De Waals Roman schafft das poetische Stück, gleichzeitig Erzählung und Sachbuch zu sein. Der «Hase mit den Bernsteinaugen» entblättert Geschichte und ermöglicht Mitgefühl-Räume. Nicht nur ist das Palais Ephrussi an der Wiener Ringstrasse verschwunden, sondern eben alles, was mit dem jüdischen Wohlstand in Europa finanziert, emanzipiert, gefördert wurde und was das Leben Europas um die Jahrhundertwende transformierte. Die Ephrussis stammen aus Odessa, haben es zunächst im Getreidehandel, dann im Finanzwesen zu grossem Reichtum gebracht. Anhand der putzigen Figürchen erzählt Edmund de Waal Assimilation, Belle Époque und Weltgeschichte: Wien spielt dabei eine wichtige Rolle, Wien ist mittlerweile auch die Stadt, in der sich Edmund de Waal «von einer Schale Kaffee zur nächsten» bewegt. Dies dauerte eine Weile – verständlich, denn Wien hat seiner Familie viel gegeben, aber alles genommen: «Ich wusste am Ende nicht mehr, ob ich über Kunstobjekte schrieb, über das Schicksal meiner Familie, über europäische Geschichte oder über mich selber.» «Der Hase mit den Bernsteinaugen» wird manchmal als «tragische Familiengeschichte» verkauft, als ob die beabsichtigte Vernichtung des europäischen Judentums «Schicksal» und nicht Politik gewesen wäre. 1938 plünderten die nationalsozialistischen Nachbarn das Wiener Palais, und Edmund de Waals Grossvater starb 1945 staatenlos in London. «Es gibt Orte, an die man nicht mit anderen gehen möchte» – und doch muss, möchte ich ergänzen. Die Passagen zur Wiener Nachkriegszeit im Roman gehören zum Bittersten, was ich je gelesen habe. Diese selbstgefällige Bräsigkeit unkultivierter, wienerisch parlierender Stadtproleten mit geschissenem Kulturdünkel. Gerade diesen Kreisen war nichts peinlich: keine Plünderung, keine Bereicherung, kein noch so hochnäsiges «alles ganz offen, offiziell und legal». In Paris hat ein Palais der Ephrussis überlebt – es wurde 1936 in ein Museum umgewandelt. Die Familie de Waal gründete im Exil eine Bibliothek mit über 2500 Büchern, alle von Menschen auf der Flucht. Wie gesagt: Die Vernichtung des europäischen Judentums war die Vernichtung der Zivilisation.

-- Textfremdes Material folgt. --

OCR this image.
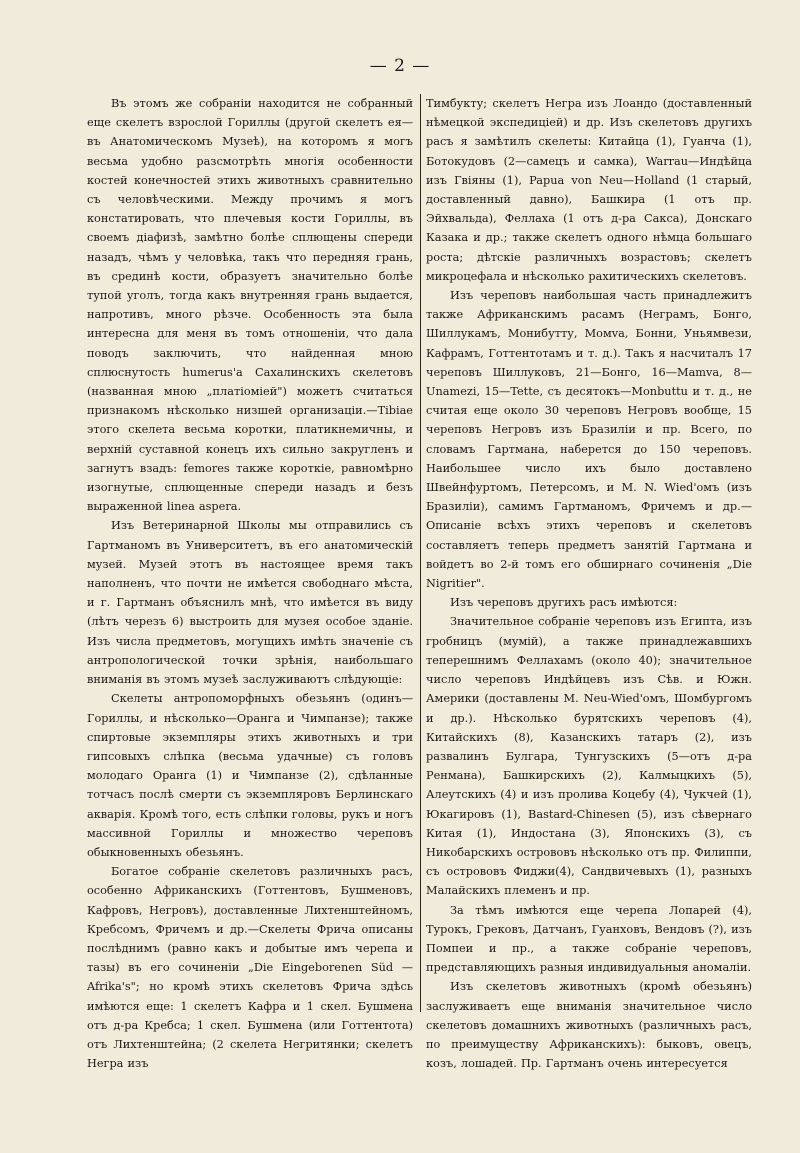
— 2 —

Въ этомъ же собранiи находится не собранный еще скелетъ взрослой Гориллы (другой скелетъ ея—въ Анатомическомъ Музеѣ), на которомъ я могъ весьма удобно разсмотрѣть многiя особенности костей конечностей этихъ животныхъ сравнительно съ человѣческими. Между прочимъ я могъ констатировать, что плечевыя кости Гориллы, въ своемъ дiафизѣ, замѣтно болѣе сплющены спереди назадъ, чѣмъ у человѣка, такъ что передняя грань, въ срединѣ кости, образуетъ значительно болѣе тупой уголъ, тогда какъ внутренняя грань выдается, напротивъ, много рѣзче. Особенность эта была интересна для меня въ томъ отношенiи, что дала поводъ заключить, что найденная мною сплюснутость humerus'а Сахалинскихъ скелетовъ (названная мною „платiомiей") можетъ считаться признакомъ нѣсколько низшей организацiи.—Tibiae этого скелета весьма коротки, платикнемичны, и верхнiй суставной конецъ ихъ сильно закругленъ и загнутъ взадъ: femores также короткiе, равномѣрно изогнутые, сплющенные спереди назадъ и безъ выраженной linea aspera.

Изъ Ветеринарной Школы мы отправились съ Гартманомъ въ Университетъ, въ его анатомическiй музей. Музей этотъ въ настоящее время такъ наполненъ, что почти не имѣется свободнаго мѣста, и г. Гартманъ объяснилъ мнѣ, что имѣется въ виду (лѣтъ черезъ 6) выстроить для музея особое зданiе. Изъ числа предметовъ, могущихъ имѣть значенiе съ антропологической точки зрѣнiя, наибольшаго вниманiя въ этомъ музеѣ заслуживаютъ слѣдующiе:

Скелеты антропоморфныхъ обезьянъ (одинъ—Гориллы, и нѣсколько—Оранга и Чимпанзе); также спиртовые экземпляры этихъ животныхъ и три гипсовыхъ слѣпка (весьма удачные) съ головъ молодаго Оранга (1) и Чимпанзе (2), сдѣланные тотчасъ послѣ смерти съ экземпляровъ Берлинскаго акварiя. Кромѣ того, есть слѣпки головы, рукъ и ногъ массивной Гориллы и множество череповъ обыкновенныхъ обезьянъ.

Богатое собранiе скелетовъ различныхъ расъ, особенно Африканскихъ (Готтентовъ, Бушменовъ, Кафровъ, Негровъ), доставленные Лихтенштейномъ, Кребсомъ, Фричемъ и др.—Скелеты Фрича описаны послѣднимъ (равно какъ и добытые имъ черепа и тазы) въ его сочиненiи „Die Eingeborenen Süd — Afrika's"; но кромѣ этихъ скелетовъ Фрича здѣсь имѣются еще: 1 скелетъ Кафра и 1 скел. Бушмена отъ д-ра Кребса; 1 скел. Бушмена (или Готтентота) отъ Лихтенштейна; (2 скелета Негритянки; скелетъ Негра изъ

Тимбукту; скелетъ Негра изъ Лоандо (доставленный нѣмецкой экспедицiей) и др. Изъ скелетовъ другихъ расъ я замѣтилъ скелеты: Китайца (1), Гуанча (1), Ботокудовъ (2—самецъ и самка), Warrau—Индѣйца изъ Гвiяны (1), Papua von Neu—Holland (1 старый, доставленный давно), Башкира (1 отъ пр. Эйхвальда), Феллаха (1 отъ д-ра Сакса), Донскаго Казака и др.; также скелетъ одного нѣмца большаго роста; дѣтскiе различныхъ возрастовъ; скелетъ микроцефала и нѣсколько рахитическихъ скелетовъ.

Изъ череповъ наибольшая часть принадлежитъ также Африканскимъ расамъ (Неграмъ, Бонго, Шиллукамъ, Монибутту, Mомva, Бонни, Уньямвези, Кафрамъ, Готтентотамъ и т. д.). Такъ я насчиталъ 17 череповъ Шиллуковъ, 21—Бонго, 16—Mamva, 8—Unamezi, 15—Tette, съ десятокъ—Monbuttu и т. д., не считая еще около 30 череповъ Негровъ вообще, 15 череповъ Негровъ изъ Бразилiи и пр. Всего, по словамъ Гартмана, наберется до 150 череповъ. Наибольшее число ихъ было доставлено Швейнфуртомъ, Петерсомъ, и M. N. Wied'омъ (изъ Бразилiи), самимъ Гартманомъ, Фричемъ и др.—Описанiе всѣхъ этихъ череповъ и скелетовъ составляетъ теперь предметъ занятiй Гартмана и войдетъ во 2-й томъ его обширнаго сочиненiя „Die Nigritier".

Изъ череповъ другихъ расъ имѣются:

Значительное собранiе череповъ изъ Египта, изъ гробницъ (мумiй), а также принадлежавшихъ теперешнимъ Феллахамъ (около 40); значительное число череповъ Индѣйцевъ изъ Сѣв. и Южн. Америки (доставлены M. Neu-Wied'омъ, Шомбургомъ и др.). Нѣсколько бурятскихъ череповъ (4), Китайскихъ (8), Казанскихъ татаръ (2), изъ развалинъ Булгара, Тунгузскихъ (5—отъ д-ра Ренмана), Башкирскихъ (2), Калмыцкихъ (5), Алеутскихъ (4) и изъ пролива Коцебу (4), Чукчей (1), Юкагировъ (1), Bastard-Chinesen (5), изъ сѣвернаго Китая (1), Индостана (3), Японскихъ (3), съ Никобарскихъ острововъ нѣсколько отъ пр. Филиппи, съ острововъ Фиджи(4), Сандвичевыхъ (1), разныхъ Малайскихъ племенъ и пр.

За тѣмъ имѣются еще черепа Лопарей (4), Турокъ, Грековъ, Датчанъ, Гуанховъ, Вендовъ (?), изъ Помпеи и пр., а также собранiе череповъ, представляющихъ разныя индивидуальныя аномалiи.

Изъ скелетовъ животныхъ (кромѣ обезьянъ) заслуживаетъ еще вниманiя значительное число скелетовъ домашнихъ животныхъ (различныхъ расъ, по преимуществу Африканскихъ): быковъ, овецъ, козъ, лошадей. Пр. Гартманъ очень интересуется
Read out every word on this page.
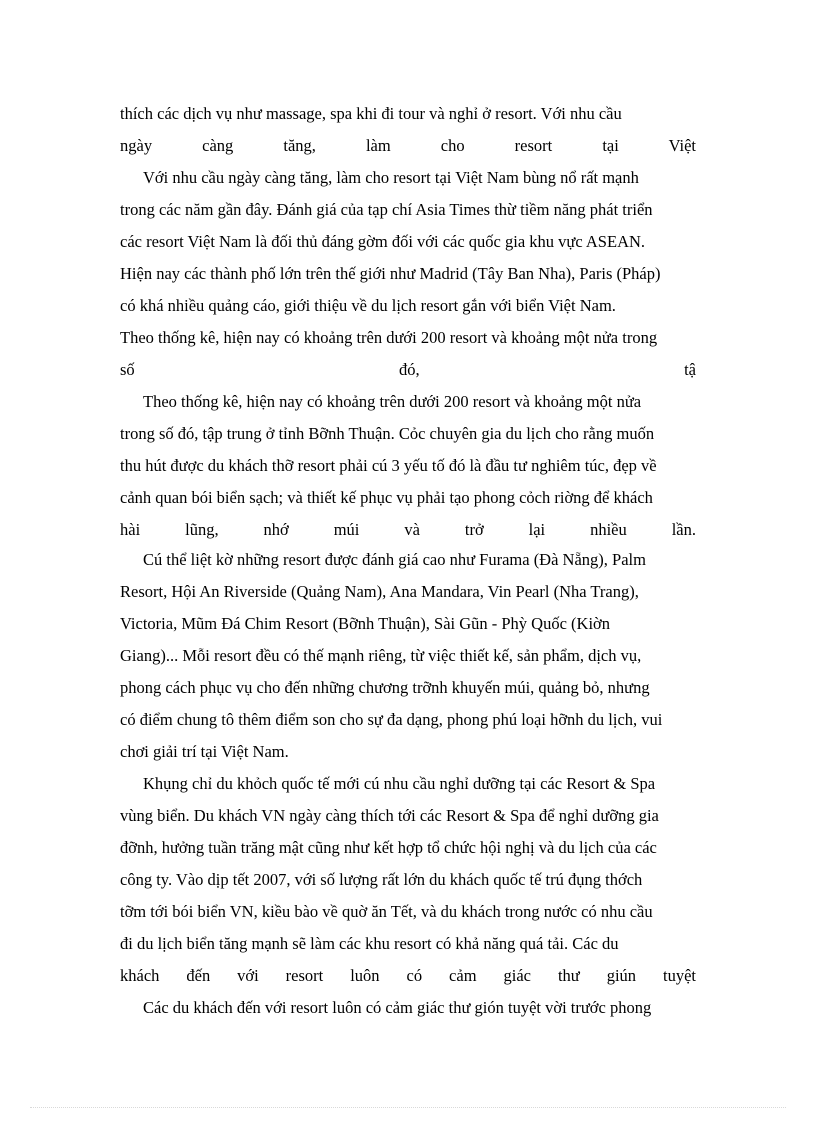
thích các dịch vụ như massage, spa khi đi tour và nghỉ ở resort. Với nhu cầu
ngày càng tăng, làm cho resort tại Việt
Với nhu cầu ngày càng tăng, làm cho resort tại Việt Nam bùng nổ rất mạnh
trong các năm gần đây. Đánh giá của tạp chí Asia Times thừ tiềm năng phát triển
các resort Việt Nam là đối thủ đáng gờm đối với các quốc gia khu vực ASEAN.
Hiện nay các thành phố lớn trên thế giới như Madrid (Tây Ban Nha), Paris (Pháp)
có khá nhiều quảng cáo, giới thiệu về du lịch resort gắn với biển Việt Nam.
Theo thống kê, hiện nay có khoảng trên dưới 200 resort và khoảng một nửa trong
số đó, tậ
Theo thống kê, hiện nay có khoảng trên dưới 200 resort và khoảng một nửa
trong số đó, tập trung ở tỉnh Bỡnh Thuận. Cỏc chuyên gia du lịch cho rằng muốn
thu hút được du khách thỡ resort phải cú 3 yếu tố đó là đầu tư nghiêm túc, đẹp về
cảnh quan bói biển sạch; và thiết kế phục vụ phải tạo phong cỏch riờng để khách
hài lũng, nhớ múi và trở lại nhiều lần.
Cú thể liệt kờ những resort được đánh giá cao như Furama (Đà Nẵng), Palm
Resort, Hội An Riverside (Quảng Nam), Ana Mandara, Vin Pearl (Nha Trang),
Victoria, Mũm Đá Chim Resort (Bỡnh Thuận), Sài Gũn - Phỳ Quốc (Kiờn
Giang)... Mỗi resort đều có thế mạnh riêng, từ việc thiết kế, sản phẩm, dịch vụ,
phong cách phục vụ cho đến những chương trỡnh khuyến múi, quảng bỏ, nhưng
có điểm chung tô thêm điểm son cho sự đa dạng, phong phú loại hỡnh du lịch, vui
chơi giải trí tại Việt Nam.
Khụng chỉ du khỏch quốc tế mới cú nhu cầu nghỉ dưỡng tại các Resort & Spa
vùng biển. Du khách VN ngày càng thích tới các Resort & Spa để nghỉ dưỡng gia
đỡnh, hưởng tuần trăng mật cũng như kết hợp tổ chức hội nghị và du lịch của các
công ty. Vào dịp tết 2007, với số lượng rất lớn du khách quốc tế trú đụng thớch
tỡm tới bói biển VN, kiều bào về quờ ăn Tết, và du khách trong nước có nhu cầu
đi du lịch biển tăng mạnh sẽ làm các khu resort có khả năng quá tải. Các du
khách đến với resort luôn có cảm giác thư giún tuyệt
Các du khách đến với resort luôn có cảm giác thư gión tuyệt vời trước phong
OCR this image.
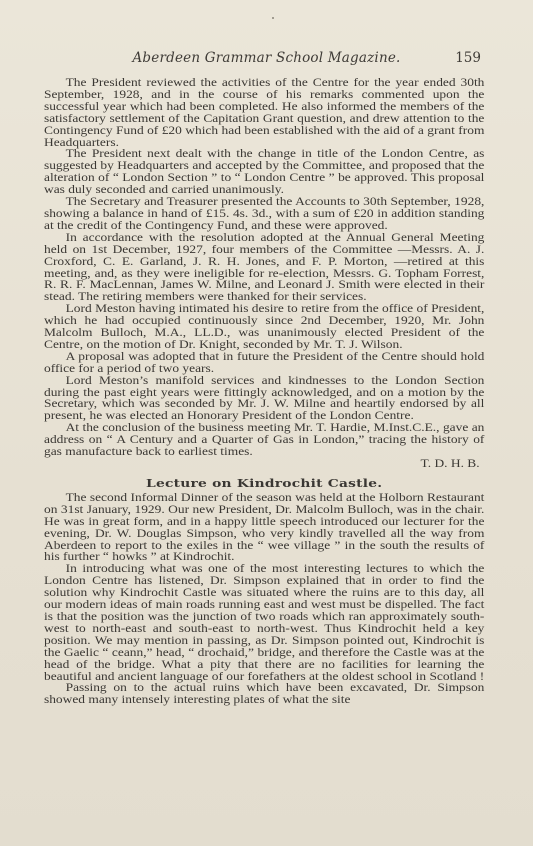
Aberdeen Grammar School Magazine.	159

The President reviewed the activities of the Centre for the year ended 30th September, 1928, and in the course of his remarks commented upon the successful year which had been completed. He also informed the members of the satisfactory settlement of the Capitation Grant question, and drew attention to the Contingency Fund of £20 which had been established with the aid of a grant from Headquarters.

The President next dealt with the change in title of the London Centre, as suggested by Headquarters and accepted by the Committee, and proposed that the alteration of “ London Section ” to “ London Centre ” be approved. This proposal was duly seconded and carried unanimously.

The Secretary and Treasurer presented the Accounts to 30th September, 1928, showing a balance in hand of £15. 4s. 3d., with a sum of £20 in addition standing at the credit of the Contingency Fund, and these were approved.

In accordance with the resolution adopted at the Annual General Meeting held on 1st December, 1927, four members of the Committee —Messrs. A. J. Croxford, C. E. Garland, J. R. H. Jones, and F. P. Morton, —retired at this meeting, and, as they were ineligible for re-election, Messrs. G. Topham Forrest, R. R. F. MacLennan, James W. Milne, and Leonard J. Smith were elected in their stead. The retiring members were thanked for their services.

Lord Meston having intimated his desire to retire from the office of President, which he had occupied continuously since 2nd December, 1920, Mr. John Malcolm Bulloch, M.A., LL.D., was unanimously elected President of the Centre, on the motion of Dr. Knight, seconded by Mr. T. J. Wilson.

A proposal was adopted that in future the President of the Centre should hold office for a period of two years.

Lord Meston’s manifold services and kindnesses to the London Section during the past eight years were fittingly acknowledged, and on a motion by the Secretary, which was seconded by Mr. J. W. Milne and heartily endorsed by all present, he was elected an Honorary President of the London Centre.

At the conclusion of the business meeting Mr. T. Hardie, M.Inst.C.E., gave an address on “ A Century and a Quarter of Gas in London,” tracing the history of gas manufacture back to earliest times.

T. D. H. B.

Lecture on Kindrochit Castle.

The second Informal Dinner of the season was held at the Holborn Restaurant on 31st January, 1929. Our new President, Dr. Malcolm Bulloch, was in the chair. He was in great form, and in a happy little speech introduced our lecturer for the evening, Dr. W. Douglas Simpson, who very kindly travelled all the way from Aberdeen to report to the exiles in the “ wee village ” in the south the results of his further “ howks ” at Kindrochit.

In introducing what was one of the most interesting lectures to which the London Centre has listened, Dr. Simpson explained that in order to find the solution why Kindrochit Castle was situated where the ruins are to this day, all our modern ideas of main roads running east and west must be dispelled. The fact is that the position was the junction of two roads which ran approximately south-west to north-east and south-east to north-west. Thus Kindrochit held a key position. We may mention in passing, as Dr. Simpson pointed out, Kindrochit is the Gaelic “ ceann,” head, “ drochaid,” bridge, and therefore the Castle was at the head of the bridge. What a pity that there are no facilities for learning the beautiful and ancient language of our forefathers at the oldest school in Scotland !

Passing on to the actual ruins which have been excavated, Dr. Simpson showed many intensely interesting plates of what the site
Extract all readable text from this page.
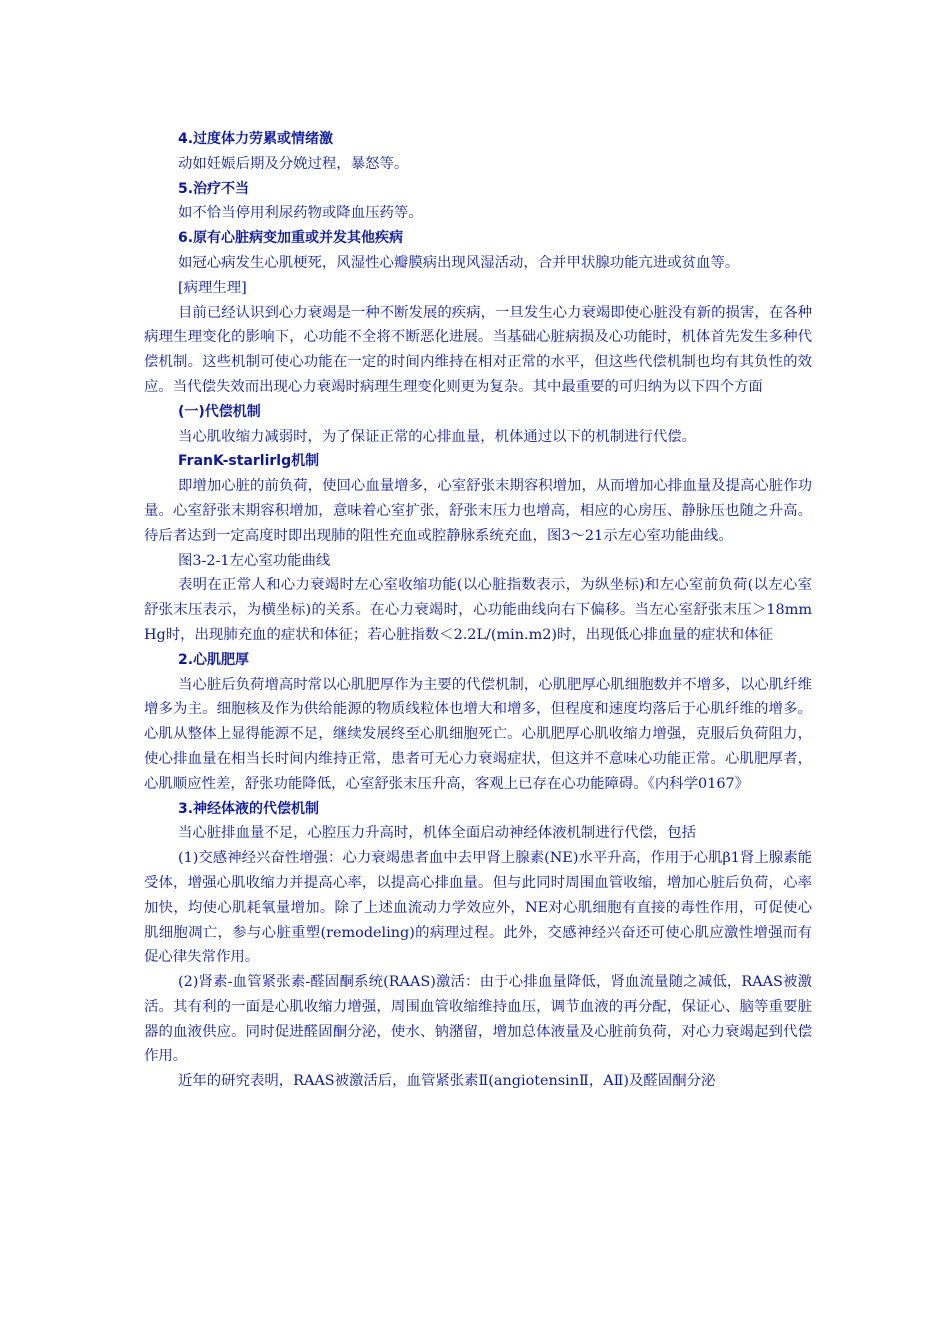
4.过度体力劳累或情绪激

动如妊娠后期及分娩过程，暴怒等。

5.治疗不当

如不恰当停用利尿药物或降血压药等。

6.原有心脏病变加重或并发其他疾病

如冠心病发生心肌梗死，风湿性心瓣膜病出现风湿活动，合并甲状腺功能亢进或贫血等。

[病理生理]

目前已经认识到心力衰竭是一种不断发展的疾病，一旦发生心力衰竭即使心脏没有新的损害，在各种病理生理变化的影响下，心功能不全将不断恶化进展。当基础心脏病损及心功能时，机体首先发生多种代偿机制。这些机制可使心功能在一定的时间内维持在相对正常的水平，但这些代偿机制也均有其负性的效应。当代偿失效而出现心力衰竭时病理生理变化则更为复杂。其中最重要的可归纳为以下四个方面

(一)代偿机制

当心肌收缩力减弱时，为了保证正常的心排血量，机体通过以下的机制进行代偿。

FranK-starlirlg机制

即增加心脏的前负荷，使回心血量增多，心室舒张末期容积增加，从而增加心排血量及提高心脏作功量。心室舒张末期容积增加，意味着心室扩张，舒张末压力也增高，相应的心房压、静脉压也随之升高。待后者达到一定高度时即出现肺的阻性充血或腔静脉系统充血，图3～21示左心室功能曲线。

图3-2-1左心室功能曲线

表明在正常人和心力衰竭时左心室收缩功能(以心脏指数表示，为纵坐标)和左心室前负荷(以左心室舒张末压表示，为横坐标)的关系。在心力衰竭时，心功能曲线向右下偏移。当左心室舒张末压＞18mmHg时，出现肺充血的症状和体征；若心脏指数＜2.2L/(min.m2)时，出现低心排血量的症状和体征

2.心肌肥厚

当心脏后负荷增高时常以心肌肥厚作为主要的代偿机制，心肌肥厚心肌细胞数并不增多，以心肌纤维增多为主。细胞核及作为供给能源的物质线粒体也增大和增多，但程度和速度均落后于心肌纤维的增多。心肌从整体上显得能源不足，继续发展终至心肌细胞死亡。心肌肥厚心肌收缩力增强，克服后负荷阻力，使心排血量在相当长时间内维持正常，患者可无心力衰竭症状，但这并不意味心功能正常。心肌肥厚者，心肌顺应性差，舒张功能降低，心室舒张末压升高，客观上已存在心功能障碍。《内科学0167》

3.神经体液的代偿机制

当心脏排血量不足，心腔压力升高时，机体全面启动神经体液机制进行代偿，包括

(1)交感神经兴奋性增强：心力衰竭患者血中去甲肾上腺素(NE)水平升高，作用于心肌β1肾上腺素能受体，增强心肌收缩力并提高心率，以提高心排血量。但与此同时周围血管收缩，增加心脏后负荷，心率加快，均使心肌耗氧量增加。除了上述血流动力学效应外，NE对心肌细胞有直接的毒性作用，可促使心肌细胞凋亡，参与心脏重塑(remodeling)的病理过程。此外，交感神经兴奋还可使心肌应激性增强而有促心律失常作用。

(2)肾素-血管紧张素-醛固酮系统(RAAS)激活：由于心排血量降低，肾血流量随之减低，RAAS被激活。其有利的一面是心肌收缩力增强，周围血管收缩维持血压，调节血液的再分配，保证心、脑等重要脏器的血液供应。同时促进醛固酮分泌，使水、钠潴留，增加总体液量及心脏前负荷，对心力衰竭起到代偿作用。

近年的研究表明，RAAS被激活后，血管紧张素Ⅱ(angiotensinⅡ，AⅡ)及醛固酮分泌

Ganz anders unser Eingangskünstler, der Franco-Fan Dalí, der der Welt nihilistisch-surrealistische Massenkunst hinterlassen hat und als ultrareicher, kinderloser Mann starb. Kunst ist eben nie gleich Kunst, und ich wünsche mir, dass wir es endlich wieder öfter wagen, dies zu unterscheiden.
Edmund de Waal. Der Hase mit den Bernsteinaugen. Eine Stadt. Ein Buch 2021.